This article appears in the November 15, 2019 issue of Executive Intelligence Review.
JACQUES CHEMINADE
Why I Oppose the Proposed Policy Change of the European Investment Bank
[Print version of this article]
The following is an edited translation of the policy statement released on November 9, 2019 by Jacques Cheminade, twice a candidate for the French presidency. He is a long-time LaRouche associate and founder of the French political party, Solidarité et Progrès (Solidarity and Progress).
The current debate among European governments on the proposed European Investment Bank (EIB) change in lending policy, points to the severe risk actually posed by such a change.
The proposed dangerous changes, detailed in the EIB’s July 2019 draft, are designed to comply with the Paris COP21 climate targets as follows (emphasis in the original):
18. The Bank will focus on meeting the long-term investment challenge associated with the EU 2030 targets. A consequence of the focus on these priorities is that the Bank will phase out financing of investment in energy infrastructure directly associated with fossil fuels.

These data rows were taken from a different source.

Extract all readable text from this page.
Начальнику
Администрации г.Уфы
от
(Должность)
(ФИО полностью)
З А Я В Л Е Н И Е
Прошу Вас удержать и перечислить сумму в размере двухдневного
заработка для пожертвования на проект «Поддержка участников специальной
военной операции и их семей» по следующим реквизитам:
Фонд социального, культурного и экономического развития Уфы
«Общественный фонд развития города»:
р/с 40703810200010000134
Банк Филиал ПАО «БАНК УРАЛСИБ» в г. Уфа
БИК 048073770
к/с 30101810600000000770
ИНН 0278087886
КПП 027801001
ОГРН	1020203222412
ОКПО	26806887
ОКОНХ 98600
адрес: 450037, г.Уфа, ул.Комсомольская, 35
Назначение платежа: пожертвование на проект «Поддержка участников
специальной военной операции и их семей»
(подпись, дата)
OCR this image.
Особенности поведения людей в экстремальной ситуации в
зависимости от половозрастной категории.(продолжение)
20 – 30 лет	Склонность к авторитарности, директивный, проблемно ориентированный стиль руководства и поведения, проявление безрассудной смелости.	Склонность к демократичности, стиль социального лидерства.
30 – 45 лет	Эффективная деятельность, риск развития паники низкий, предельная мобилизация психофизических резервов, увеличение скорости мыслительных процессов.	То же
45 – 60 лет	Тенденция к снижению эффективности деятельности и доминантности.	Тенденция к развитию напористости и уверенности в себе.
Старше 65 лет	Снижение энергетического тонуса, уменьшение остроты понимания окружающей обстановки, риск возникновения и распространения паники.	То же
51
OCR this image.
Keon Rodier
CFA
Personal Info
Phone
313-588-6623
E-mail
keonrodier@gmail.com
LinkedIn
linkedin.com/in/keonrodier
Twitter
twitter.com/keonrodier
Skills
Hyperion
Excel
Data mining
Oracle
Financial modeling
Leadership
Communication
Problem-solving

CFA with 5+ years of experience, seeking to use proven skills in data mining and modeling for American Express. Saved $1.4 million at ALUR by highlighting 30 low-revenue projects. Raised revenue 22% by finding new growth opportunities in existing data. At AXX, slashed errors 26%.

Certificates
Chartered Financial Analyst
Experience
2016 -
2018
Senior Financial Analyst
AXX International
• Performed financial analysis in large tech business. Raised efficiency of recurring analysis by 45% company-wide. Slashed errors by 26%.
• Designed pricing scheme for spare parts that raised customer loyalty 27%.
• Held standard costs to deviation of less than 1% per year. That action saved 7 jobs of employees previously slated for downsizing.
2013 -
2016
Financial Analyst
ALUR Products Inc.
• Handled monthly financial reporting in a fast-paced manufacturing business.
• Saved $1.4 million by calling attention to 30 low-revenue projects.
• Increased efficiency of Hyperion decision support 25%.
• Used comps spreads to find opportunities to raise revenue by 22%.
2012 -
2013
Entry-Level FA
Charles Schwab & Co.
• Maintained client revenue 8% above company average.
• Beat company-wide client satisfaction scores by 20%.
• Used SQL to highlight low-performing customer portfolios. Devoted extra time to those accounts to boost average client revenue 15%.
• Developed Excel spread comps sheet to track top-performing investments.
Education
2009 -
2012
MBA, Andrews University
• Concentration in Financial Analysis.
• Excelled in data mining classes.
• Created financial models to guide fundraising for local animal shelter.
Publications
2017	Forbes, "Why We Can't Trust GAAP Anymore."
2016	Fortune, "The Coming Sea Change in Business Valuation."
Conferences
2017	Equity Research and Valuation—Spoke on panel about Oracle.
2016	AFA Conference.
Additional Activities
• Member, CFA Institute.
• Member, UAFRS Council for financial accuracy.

To meet those targets, the EIB, under the new policy, would cease, starting in 2030, any funding for any fossil-fuel related energy infrastructure, not only for peat, lignite, coal, and oil, but also for natural gas.
The draft change includes the following stark provisions:
19. Once in effect, this means that the Bank will have a clear position not to support upstream oil or gas production, coal mining, infrastructure dedicated to coal, oil and natural gas (networks, liquefied natural gas terminals, storage), and power generation or heat production from fossil fuel sources (coal, gas, oil, peat).
20. The Bank’s decision to phase out lending to fossil fuels is a significant change in its policy. To manage this change smoothly, the Bank will no longer originate projects after the adoption of this policy and will stop lending to fossil-fuel energy projects by the end of 2020.
21. The Bank acknowledges that fossil fuels will continue to play a role within the global energy system up to 2030 and that switching from oil or coal to natural gas may reduce greenhouse gas emissions in the short term. Such investments are very likely to take place even without EIB financing, in any case. Phasing out support for fossil fuel projects reflects a decision by the Bank to focus its limited resources on investments needed to meet the EU 2030 targets and 2050 objectives, which present high investment needs, a longer-term perspective and a greater investment challenge.
So far only Germany, which is already phasing out of nuclear and coal, is opposing this project, and seems aware of the extreme difficulties such a decision will bring. Solar and wind energy are expensive and provide very low energy density. In addition, by their intermittent nature, solar and wind cannot be managed currently without the use of efficient gas turbines.
Beyond the destructive impact on the physical economy as a result of the lowering of energy density and therefore energy efficiency, such a radical halt by the EIB of all funding for fossil fuel energy infrastructures, could become a “tipping point” for the entire world financial system, the “Minsky climate moment,” about which the Bank of England’s Governor Mark Carney and others have been warning the world for years, while in fact doing everything possible to get us precisely there. Divesting from coal, oil and gas could brutally depreciate the value of an estimated $20 trillion in carbon-related assets worldwide.
Are the European governments going to play the game of industrial scorched earth and leave room for this Green New Deal to generate a financial bonanza for the megabanks, with the consequent social destruction?